Perché molti di noi sono divenuti allergici e intolleranti a questi spot pubblicitari e rifiutano intimamente (e non così silenziosamente)di cibarsi di spazzatura!
Siamo all'inizio di una nuova era, che rivoluziona il modo di pensare contemporaneo e perché dunque non accettare che noi siamo prodotto del nostro cibo?
Cambiando il cibo non solo acquisiremo più armonia, ma ci sentiremo più forti e spirituali.

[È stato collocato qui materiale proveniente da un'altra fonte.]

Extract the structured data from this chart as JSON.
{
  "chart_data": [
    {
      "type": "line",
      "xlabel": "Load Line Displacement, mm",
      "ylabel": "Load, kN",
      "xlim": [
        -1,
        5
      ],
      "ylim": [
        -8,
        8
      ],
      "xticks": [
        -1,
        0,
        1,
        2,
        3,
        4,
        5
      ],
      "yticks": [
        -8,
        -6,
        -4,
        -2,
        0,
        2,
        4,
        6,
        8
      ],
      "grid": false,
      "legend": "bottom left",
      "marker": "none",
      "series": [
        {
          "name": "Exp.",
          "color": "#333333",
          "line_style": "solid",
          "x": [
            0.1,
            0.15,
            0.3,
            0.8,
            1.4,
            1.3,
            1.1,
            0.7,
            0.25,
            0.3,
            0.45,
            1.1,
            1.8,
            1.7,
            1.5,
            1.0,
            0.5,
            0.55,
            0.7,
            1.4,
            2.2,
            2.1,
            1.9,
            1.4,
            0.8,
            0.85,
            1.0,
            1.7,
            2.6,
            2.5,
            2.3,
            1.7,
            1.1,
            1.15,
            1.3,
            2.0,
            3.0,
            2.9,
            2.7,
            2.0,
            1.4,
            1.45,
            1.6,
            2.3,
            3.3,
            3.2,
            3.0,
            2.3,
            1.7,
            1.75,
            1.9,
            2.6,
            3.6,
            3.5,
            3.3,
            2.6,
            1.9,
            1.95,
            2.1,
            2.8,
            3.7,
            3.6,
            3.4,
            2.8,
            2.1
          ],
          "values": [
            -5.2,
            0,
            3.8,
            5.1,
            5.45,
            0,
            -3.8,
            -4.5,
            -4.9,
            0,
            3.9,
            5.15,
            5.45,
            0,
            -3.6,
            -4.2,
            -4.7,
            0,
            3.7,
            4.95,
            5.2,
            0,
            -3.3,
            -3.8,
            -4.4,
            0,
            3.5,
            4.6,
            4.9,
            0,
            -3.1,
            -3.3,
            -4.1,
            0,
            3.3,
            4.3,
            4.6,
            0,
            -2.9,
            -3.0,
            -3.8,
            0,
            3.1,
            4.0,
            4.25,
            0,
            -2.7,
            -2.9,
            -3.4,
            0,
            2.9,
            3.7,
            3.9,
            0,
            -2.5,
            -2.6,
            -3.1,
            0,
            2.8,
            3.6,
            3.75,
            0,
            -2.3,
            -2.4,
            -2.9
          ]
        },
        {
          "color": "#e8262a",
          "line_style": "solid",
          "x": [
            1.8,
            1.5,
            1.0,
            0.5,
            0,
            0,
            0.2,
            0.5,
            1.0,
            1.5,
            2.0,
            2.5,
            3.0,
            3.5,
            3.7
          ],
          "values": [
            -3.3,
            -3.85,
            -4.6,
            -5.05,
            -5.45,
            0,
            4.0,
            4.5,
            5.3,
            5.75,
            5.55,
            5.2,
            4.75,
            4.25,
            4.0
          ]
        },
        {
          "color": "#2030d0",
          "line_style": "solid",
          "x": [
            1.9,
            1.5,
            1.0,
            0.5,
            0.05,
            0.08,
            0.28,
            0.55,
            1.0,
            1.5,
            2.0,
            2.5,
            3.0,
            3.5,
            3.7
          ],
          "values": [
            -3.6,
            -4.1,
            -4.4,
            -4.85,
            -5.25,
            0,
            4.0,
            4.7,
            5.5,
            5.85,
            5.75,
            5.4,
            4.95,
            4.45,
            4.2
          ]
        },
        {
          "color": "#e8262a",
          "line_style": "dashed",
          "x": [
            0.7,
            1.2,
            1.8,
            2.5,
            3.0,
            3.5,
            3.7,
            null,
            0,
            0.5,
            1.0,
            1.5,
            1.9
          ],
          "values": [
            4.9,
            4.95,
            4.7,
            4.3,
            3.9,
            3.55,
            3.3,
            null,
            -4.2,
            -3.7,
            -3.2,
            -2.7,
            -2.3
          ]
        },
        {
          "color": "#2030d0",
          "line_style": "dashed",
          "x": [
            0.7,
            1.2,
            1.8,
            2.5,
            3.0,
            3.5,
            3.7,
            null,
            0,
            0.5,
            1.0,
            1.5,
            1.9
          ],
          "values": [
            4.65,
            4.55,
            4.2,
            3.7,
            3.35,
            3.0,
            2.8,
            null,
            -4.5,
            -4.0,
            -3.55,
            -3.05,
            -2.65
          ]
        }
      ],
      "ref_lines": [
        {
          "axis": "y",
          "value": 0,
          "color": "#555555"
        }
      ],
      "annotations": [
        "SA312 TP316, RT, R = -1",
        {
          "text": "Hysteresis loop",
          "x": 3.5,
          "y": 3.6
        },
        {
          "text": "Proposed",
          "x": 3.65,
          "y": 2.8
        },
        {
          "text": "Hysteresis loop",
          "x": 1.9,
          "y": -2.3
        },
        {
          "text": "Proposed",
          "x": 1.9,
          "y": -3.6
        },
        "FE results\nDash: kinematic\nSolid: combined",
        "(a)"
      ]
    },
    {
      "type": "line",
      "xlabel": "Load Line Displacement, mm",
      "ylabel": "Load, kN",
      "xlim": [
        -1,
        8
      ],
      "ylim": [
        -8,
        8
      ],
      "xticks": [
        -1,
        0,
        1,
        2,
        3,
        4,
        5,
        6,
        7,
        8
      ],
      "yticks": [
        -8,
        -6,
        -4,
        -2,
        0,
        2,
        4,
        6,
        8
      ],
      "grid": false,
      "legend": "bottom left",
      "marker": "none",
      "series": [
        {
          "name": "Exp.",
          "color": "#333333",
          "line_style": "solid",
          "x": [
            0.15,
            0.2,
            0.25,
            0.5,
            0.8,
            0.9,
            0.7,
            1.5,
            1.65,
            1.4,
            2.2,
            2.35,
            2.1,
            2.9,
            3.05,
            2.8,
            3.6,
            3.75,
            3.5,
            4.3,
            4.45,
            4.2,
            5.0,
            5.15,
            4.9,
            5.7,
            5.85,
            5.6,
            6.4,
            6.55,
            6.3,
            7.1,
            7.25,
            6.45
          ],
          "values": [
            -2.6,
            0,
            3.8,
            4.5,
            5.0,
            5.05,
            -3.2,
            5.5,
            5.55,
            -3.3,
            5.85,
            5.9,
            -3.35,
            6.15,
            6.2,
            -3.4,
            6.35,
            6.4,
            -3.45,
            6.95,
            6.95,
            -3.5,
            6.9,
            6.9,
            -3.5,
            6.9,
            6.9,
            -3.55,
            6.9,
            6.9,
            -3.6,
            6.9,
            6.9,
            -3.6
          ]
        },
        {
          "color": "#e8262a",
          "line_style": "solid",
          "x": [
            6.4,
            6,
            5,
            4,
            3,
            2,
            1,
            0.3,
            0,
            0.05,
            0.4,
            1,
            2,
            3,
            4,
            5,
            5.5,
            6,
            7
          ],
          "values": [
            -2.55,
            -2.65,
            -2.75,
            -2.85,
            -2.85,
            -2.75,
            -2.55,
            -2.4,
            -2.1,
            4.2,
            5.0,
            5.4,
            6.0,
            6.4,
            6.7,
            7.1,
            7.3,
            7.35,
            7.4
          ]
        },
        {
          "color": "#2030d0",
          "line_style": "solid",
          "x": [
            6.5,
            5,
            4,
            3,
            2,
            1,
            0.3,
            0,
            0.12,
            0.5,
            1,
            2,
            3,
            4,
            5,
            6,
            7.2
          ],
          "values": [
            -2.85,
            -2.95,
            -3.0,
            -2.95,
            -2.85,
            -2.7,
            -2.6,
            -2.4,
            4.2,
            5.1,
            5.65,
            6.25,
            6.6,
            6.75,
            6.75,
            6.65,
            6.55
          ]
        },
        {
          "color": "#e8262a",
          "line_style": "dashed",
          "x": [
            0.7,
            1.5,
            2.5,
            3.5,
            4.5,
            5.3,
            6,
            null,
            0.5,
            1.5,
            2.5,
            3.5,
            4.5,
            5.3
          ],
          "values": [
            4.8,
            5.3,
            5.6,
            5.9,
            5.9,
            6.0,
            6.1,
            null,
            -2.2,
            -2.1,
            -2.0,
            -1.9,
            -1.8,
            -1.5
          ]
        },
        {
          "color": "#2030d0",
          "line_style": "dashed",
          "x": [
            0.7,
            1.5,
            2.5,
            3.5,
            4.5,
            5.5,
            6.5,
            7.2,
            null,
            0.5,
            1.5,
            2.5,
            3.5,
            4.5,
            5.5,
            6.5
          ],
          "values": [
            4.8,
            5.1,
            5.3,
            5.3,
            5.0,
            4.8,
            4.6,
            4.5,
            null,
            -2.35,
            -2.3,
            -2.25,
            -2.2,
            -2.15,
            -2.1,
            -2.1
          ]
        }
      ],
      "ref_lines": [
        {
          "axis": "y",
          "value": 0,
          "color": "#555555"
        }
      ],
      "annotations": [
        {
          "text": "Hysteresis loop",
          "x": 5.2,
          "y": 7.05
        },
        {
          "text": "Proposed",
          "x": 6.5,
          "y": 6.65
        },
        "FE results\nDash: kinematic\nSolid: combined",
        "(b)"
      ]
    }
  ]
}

Ma non vi propongo di rinunciare ora, non adesso...seguiteci nel blog e scoprirete come tornare ad essere creature serene e positive, equilibrate e allegre.

1 commento:

  1. Sembra difficile ma non lo è, accade all'improvviso e ci si trova coinvolti nostro malgrado in una spirale discensiva...può essere causato da un disturbo fisico o da una inspiegabile aspirazione al cambiamento..non si può tornare indietro, a quel punto possedere le conoscenze che ci permettano di valutare il cibo che ingeriamo, da un punto di vista organico, ma anche spirituale, è indispensabile e la vasta letteratura in merito ci aiuta.In particolare siamo stati attratti dalla scienza igienista della "non cura" come scelta culturale e sociale, prendiamo le distanze dalla scienza medica, visto che non siamo terapeuti e non vogliamo curare nessuno.Abbiamo l'ambizione a conoscere il nostro corpo al di là delle prescrizioni materialistiche,indagando attraverso la nostra conoscenza, l'integrazione tra il cibo, la mente e l'anima.